Kedua chipset sama-sama dirancang untuk menjaga keseimbangan antara kecepatan dan efisiensi.
Namun, Qualcomm menitikberatkan lonjakan performa single-core, sementara MediaTek lebih fokus pada stabilitas performa jangka panjang dan manajemen daya.
Performa GPU dan Pengalaman Gaming
Pada sektor grafis, Snapdragon 8 Gen 3 dibekali GPU Adreno generasi terbaru yang mendukung ray tracing berbasis hardware dan peningkatan signifikan pada frame rate gaming.
Qualcomm menargetkan gamer mobile yang menginginkan kualitas visual setara konsol genggam.
Dimensity 8450 mengandalkan GPU Mali kelas flagship dengan optimasi khusus untuk efisiensi daya dan kestabilan suhu.
MediaTek juga menyematkan teknologi manajemen grafis adaptif untuk menjaga performa tetap konsisten dalam sesi gaming panjang.

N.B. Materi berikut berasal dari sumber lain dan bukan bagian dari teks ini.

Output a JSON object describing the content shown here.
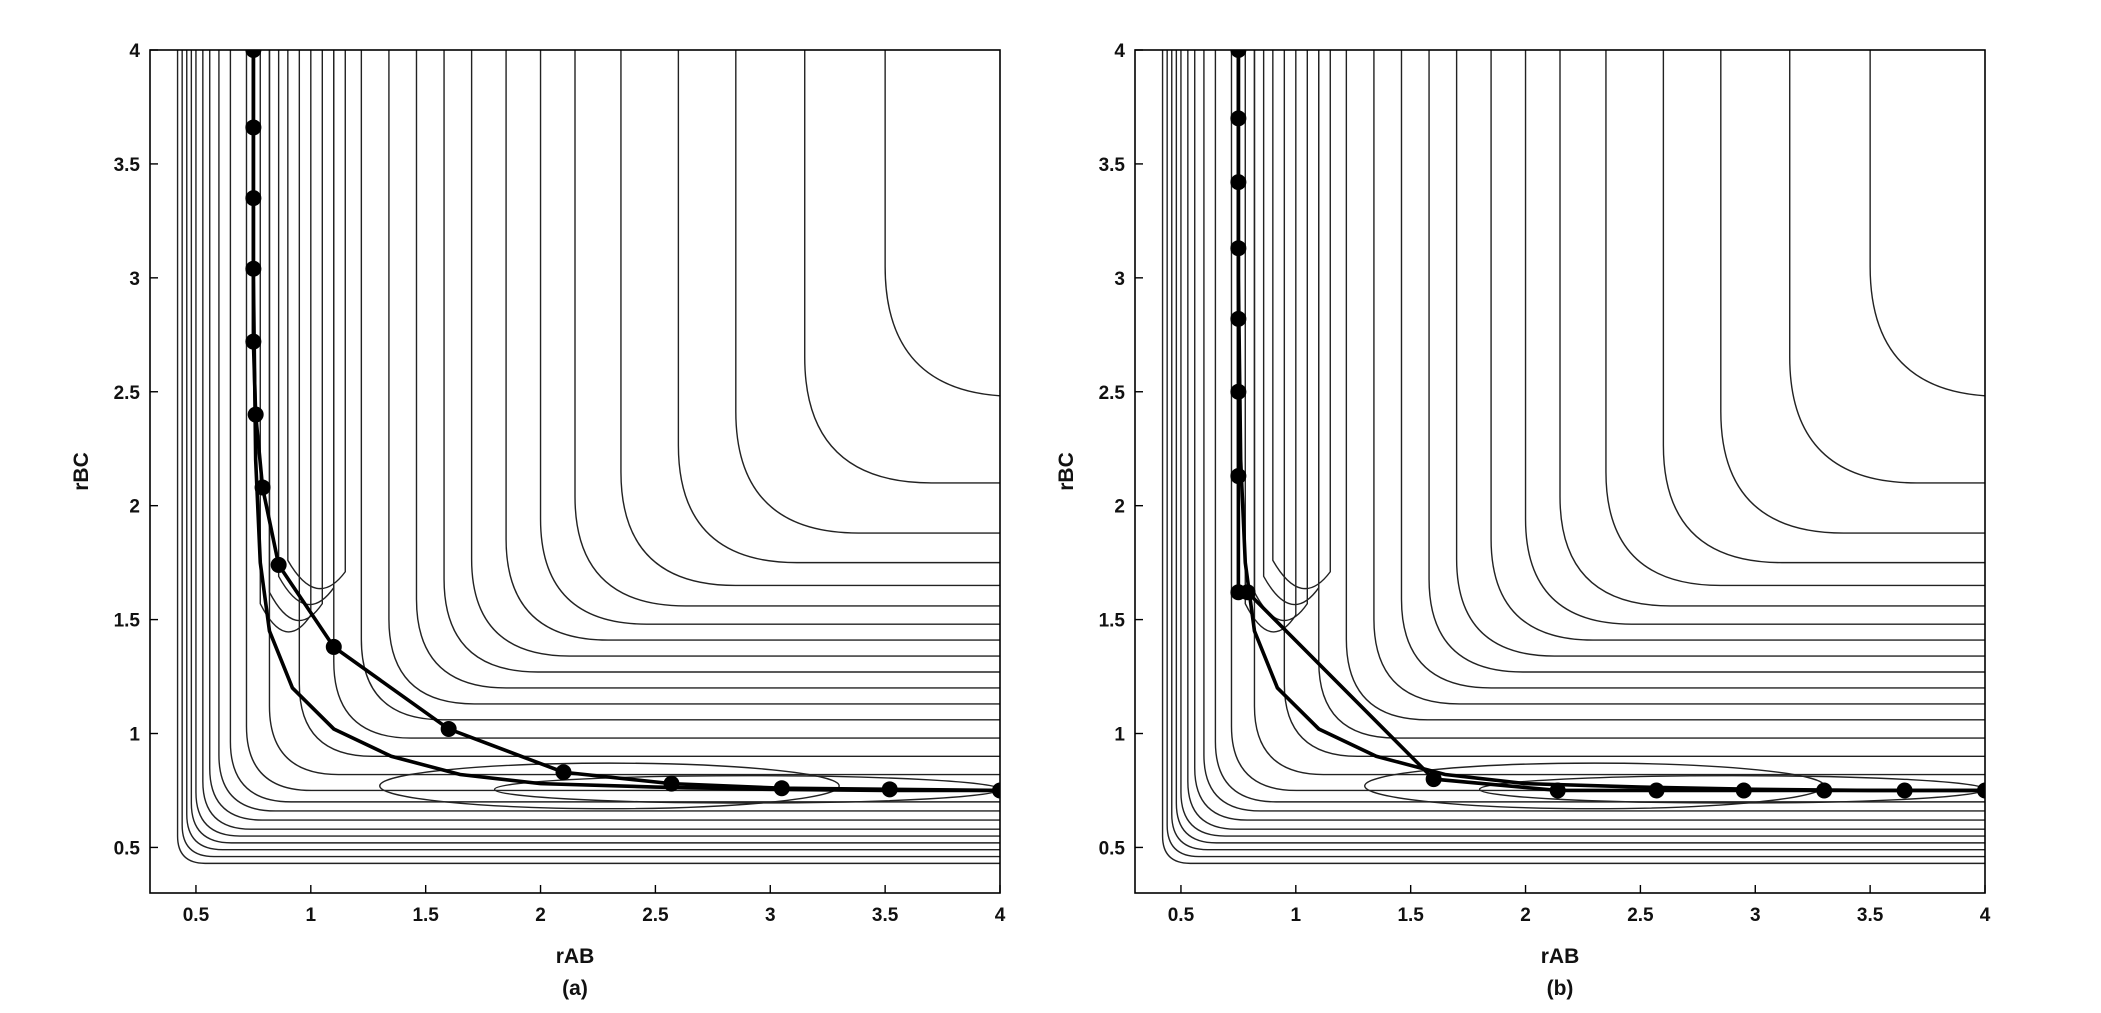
{
  "chart_data": [
    {
      "type": "contour",
      "panel_label": "(a)",
      "xlabel": "rAB",
      "ylabel": "rBC",
      "xlim": [
        0.3,
        4
      ],
      "ylim": [
        0.3,
        4
      ],
      "xticks": [
        0.5,
        1,
        1.5,
        2,
        2.5,
        3,
        3.5,
        4
      ],
      "xtick_labels": [
        "0.5",
        "1",
        "1.5",
        "2",
        "2.5",
        "3",
        "3.5",
        "4"
      ],
      "yticks": [
        0.5,
        1,
        1.5,
        2,
        2.5,
        3,
        3.5,
        4
      ],
      "ytick_labels": [
        "0.5",
        "1",
        "1.5",
        "2",
        "2.5",
        "3",
        "3.5",
        "4"
      ],
      "contour_corners": [
        [
          0.42,
          0.43
        ],
        [
          0.44,
          0.46
        ],
        [
          0.46,
          0.49
        ],
        [
          0.48,
          0.52
        ],
        [
          0.5,
          0.55
        ],
        [
          0.53,
          0.58
        ],
        [
          0.56,
          0.62
        ],
        [
          0.6,
          0.66
        ],
        [
          0.65,
          0.7
        ],
        [
          0.72,
          0.75
        ],
        [
          0.82,
          0.82
        ],
        [
          0.95,
          0.9
        ],
        [
          1.1,
          0.98
        ],
        [
          1.22,
          1.06
        ],
        [
          1.34,
          1.13
        ],
        [
          1.46,
          1.2
        ],
        [
          1.58,
          1.27
        ],
        [
          1.7,
          1.34
        ],
        [
          1.85,
          1.41
        ],
        [
          2.0,
          1.48
        ],
        [
          2.15,
          1.56
        ],
        [
          2.35,
          1.65
        ],
        [
          2.6,
          1.75
        ],
        [
          2.85,
          1.88
        ],
        [
          3.15,
          2.1
        ],
        [
          3.5,
          2.48
        ]
      ],
      "ridge_top_y": [
        1.57,
        1.62,
        1.69,
        1.76
      ],
      "valley_ellipses": [
        {
          "cx": 2.3,
          "cy": 0.77,
          "rx": 1.0,
          "ry": 0.1
        },
        {
          "cx": 2.9,
          "cy": 0.755,
          "rx": 1.1,
          "ry": 0.06
        }
      ],
      "series": [
        {
          "name": "",
          "role": "minimum-energy-path",
          "x": [
            0.75,
            0.75,
            0.76,
            0.78,
            0.82,
            0.92,
            1.1,
            1.35,
            1.65,
            2.0,
            2.5,
            3.0,
            3.5,
            4.0
          ],
          "y": [
            4.0,
            3.0,
            2.2,
            1.75,
            1.45,
            1.2,
            1.02,
            0.9,
            0.82,
            0.78,
            0.765,
            0.755,
            0.75,
            0.75
          ]
        },
        {
          "name": "",
          "role": "trajectory",
          "x": [
            0.75,
            0.75,
            0.75,
            0.75,
            0.75,
            0.76,
            0.79,
            0.86,
            1.1,
            1.6,
            2.1,
            2.57,
            3.05,
            3.52,
            4.0
          ],
          "y": [
            4.0,
            3.66,
            3.35,
            3.04,
            2.72,
            2.4,
            2.08,
            1.74,
            1.38,
            1.02,
            0.83,
            0.78,
            0.76,
            0.755,
            0.75
          ],
          "markers": true
        }
      ]
    },
    {
      "type": "contour",
      "panel_label": "(b)",
      "xlabel": "rAB",
      "ylabel": "rBC",
      "xlim": [
        0.3,
        4
      ],
      "ylim": [
        0.3,
        4
      ],
      "xticks": [
        0.5,
        1,
        1.5,
        2,
        2.5,
        3,
        3.5,
        4
      ],
      "xtick_labels": [
        "0.5",
        "1",
        "1.5",
        "2",
        "2.5",
        "3",
        "3.5",
        "4"
      ],
      "yticks": [
        0.5,
        1,
        1.5,
        2,
        2.5,
        3,
        3.5,
        4
      ],
      "ytick_labels": [
        "0.5",
        "1",
        "1.5",
        "2",
        "2.5",
        "3",
        "3.5",
        "4"
      ],
      "contour_corners": [
        [
          0.42,
          0.43
        ],
        [
          0.44,
          0.46
        ],
        [
          0.46,
          0.49
        ],
        [
          0.48,
          0.52
        ],
        [
          0.5,
          0.55
        ],
        [
          0.53,
          0.58
        ],
        [
          0.56,
          0.62
        ],
        [
          0.6,
          0.66
        ],
        [
          0.65,
          0.7
        ],
        [
          0.72,
          0.75
        ],
        [
          0.82,
          0.82
        ],
        [
          0.95,
          0.9
        ],
        [
          1.1,
          0.98
        ],
        [
          1.22,
          1.06
        ],
        [
          1.34,
          1.13
        ],
        [
          1.46,
          1.2
        ],
        [
          1.58,
          1.27
        ],
        [
          1.7,
          1.34
        ],
        [
          1.85,
          1.41
        ],
        [
          2.0,
          1.48
        ],
        [
          2.15,
          1.56
        ],
        [
          2.35,
          1.65
        ],
        [
          2.6,
          1.75
        ],
        [
          2.85,
          1.88
        ],
        [
          3.15,
          2.1
        ],
        [
          3.5,
          2.48
        ]
      ],
      "ridge_top_y": [
        1.57,
        1.62,
        1.69,
        1.76
      ],
      "valley_ellipses": [
        {
          "cx": 2.3,
          "cy": 0.77,
          "rx": 1.0,
          "ry": 0.1
        },
        {
          "cx": 2.9,
          "cy": 0.755,
          "rx": 1.1,
          "ry": 0.06
        }
      ],
      "series": [
        {
          "name": "",
          "role": "minimum-energy-path",
          "x": [
            0.75,
            0.75,
            0.76,
            0.78,
            0.82,
            0.92,
            1.1,
            1.35,
            1.65,
            2.0,
            2.5,
            3.0,
            3.5,
            4.0
          ],
          "y": [
            4.0,
            3.0,
            2.2,
            1.75,
            1.45,
            1.2,
            1.02,
            0.9,
            0.82,
            0.78,
            0.765,
            0.755,
            0.75,
            0.75
          ]
        },
        {
          "name": "",
          "role": "trajectory",
          "x": [
            0.75,
            0.75,
            0.75,
            0.75,
            0.75,
            0.75,
            0.75,
            0.75,
            0.79,
            1.6,
            2.14,
            2.57,
            2.95,
            3.3,
            3.65,
            4.0
          ],
          "y": [
            4.0,
            3.7,
            3.42,
            3.13,
            2.82,
            2.5,
            2.13,
            1.62,
            1.62,
            0.8,
            0.75,
            0.75,
            0.75,
            0.75,
            0.75,
            0.75
          ],
          "markers": true
        }
      ]
    }
  ]
}
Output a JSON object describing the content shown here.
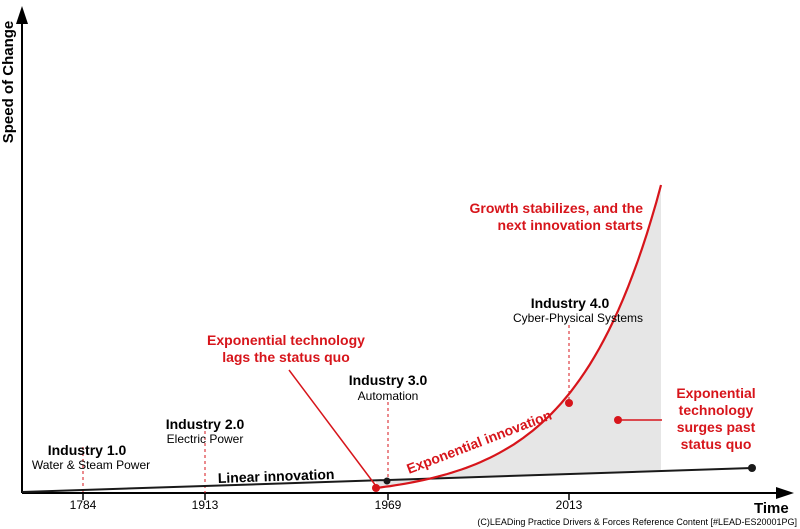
{
  "chart_data": {
    "type": "line",
    "title": "",
    "xlabel": "Time",
    "ylabel": "Speed of Change",
    "x_ticks": [
      "1784",
      "1913",
      "1969",
      "2013"
    ],
    "series": [
      {
        "name": "Linear innovation",
        "color": "#1a1a1a"
      },
      {
        "name": "Exponential innovation",
        "color": "#d7151b"
      }
    ],
    "eras": [
      {
        "name": "Industry 1.0",
        "subtitle": "Water & Steam Power",
        "year": "1784"
      },
      {
        "name": "Industry 2.0",
        "subtitle": "Electric Power",
        "year": "1913"
      },
      {
        "name": "Industry 3.0",
        "subtitle": "Automation",
        "year": "1969"
      },
      {
        "name": "Industry 4.0",
        "subtitle": "Cyber-Physical Systems",
        "year": "2013"
      }
    ],
    "annotations": {
      "lags": [
        "Exponential technology",
        "lags the status quo"
      ],
      "stabilizes": [
        "Growth stabilizes, and the",
        "next innovation starts"
      ],
      "surges": [
        "Exponential",
        "technology",
        "surges past",
        "status quo"
      ]
    },
    "credit": "(C)LEADing Practice Drivers & Forces Reference Content [#LEAD-ES20001PG]",
    "grid": false,
    "colors": {
      "red": "#d7151b",
      "shade": "#e6e6e6"
    }
  }
}
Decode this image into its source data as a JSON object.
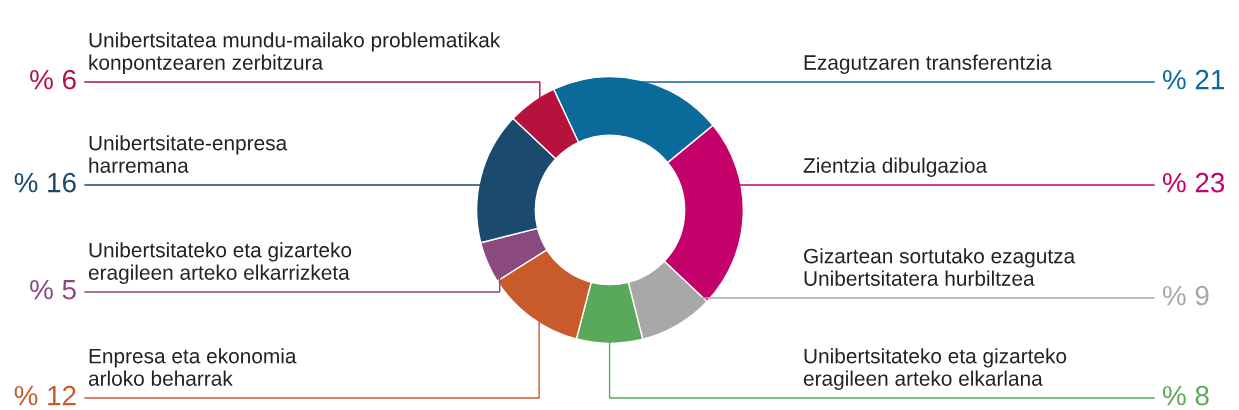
{
  "chart_data": {
    "type": "donut",
    "categories": [
      "Ezagutzaren transferentzia",
      "Zientzia dibulgazioa",
      "Gizartean sortutako ezagutza\nUnibertsitatera hurbiltzea",
      "Unibertsitateko eta gizarteko\neragileen arteko elkarlana",
      "Enpresa eta ekonomia\narloko beharrak",
      "Unibertsitateko eta gizarteko\neragileen arteko elkarrizketa",
      "Unibertsitate-enpresa\nharremana",
      "Unibertsitatea mundu-mailako problematikak\nkonpontzearen zerbitzura"
    ],
    "values": [
      21,
      23,
      9,
      8,
      12,
      5,
      16,
      6
    ],
    "value_labels": [
      "% 21",
      "% 23",
      "% 9",
      "% 8",
      "% 12",
      "% 5",
      "% 16",
      "% 6"
    ],
    "colors": [
      "#0a6a9a",
      "#c4006b",
      "#a8a8a8",
      "#5aa85a",
      "#c95a2c",
      "#8a4a80",
      "#1a4a6e",
      "#b5123e"
    ]
  }
}
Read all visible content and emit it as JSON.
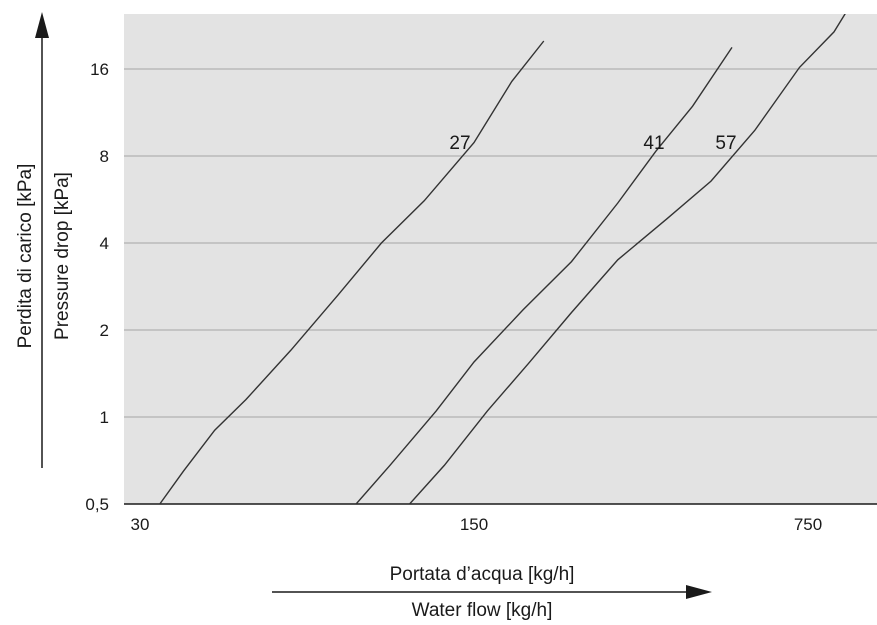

Dalam berbagai pengujian internal vendor, Snapdragon unggul dalam peak performance grafis, sementara Dimensity menunjukkan kelebihan pada kontrol panas dan penurunan performa yang lebih landai saat beban tinggi berlangsung lama.
Baca juga:
- Qualcomm Siapkan Snapdragon 8 Elite Gen 6 Pro, Tembus Kecepatan 6GHz?
- MediaTek Rilis Dimensity 7100, Chipset 6nm dengan Efisiensi Lebih Tinggi
Kemampuan AI dan Pemrosesan Cerdas
Aspek kecerdasan buatan (AI) menjadi medan persaingan utama kedua chipset ini.
Snapdragon 8 Gen 3 membawa AI Engine terbaru dengan dukungan pemrosesan AI generatif langsung di perangkat, termasuk pengolahan gambar, video, dan suara secara real-time tanpa bergantung pada cloud.
Dimensity 8450 juga memperkuat sektor AI dengan NPU generasi terbaru yang dirancang untuk efisiensi.
MediaTek mengklaim peningkatan signifikan pada pengenalan gambar, pengolahan bahasa, dan fitur kamera berbasis AI.
Keduanya mendukung fitur AI on-device yang kini menjadi standar flagship, seiring meningkatnya kebutuhan privasi data dan respons instan tanpa koneksi internet.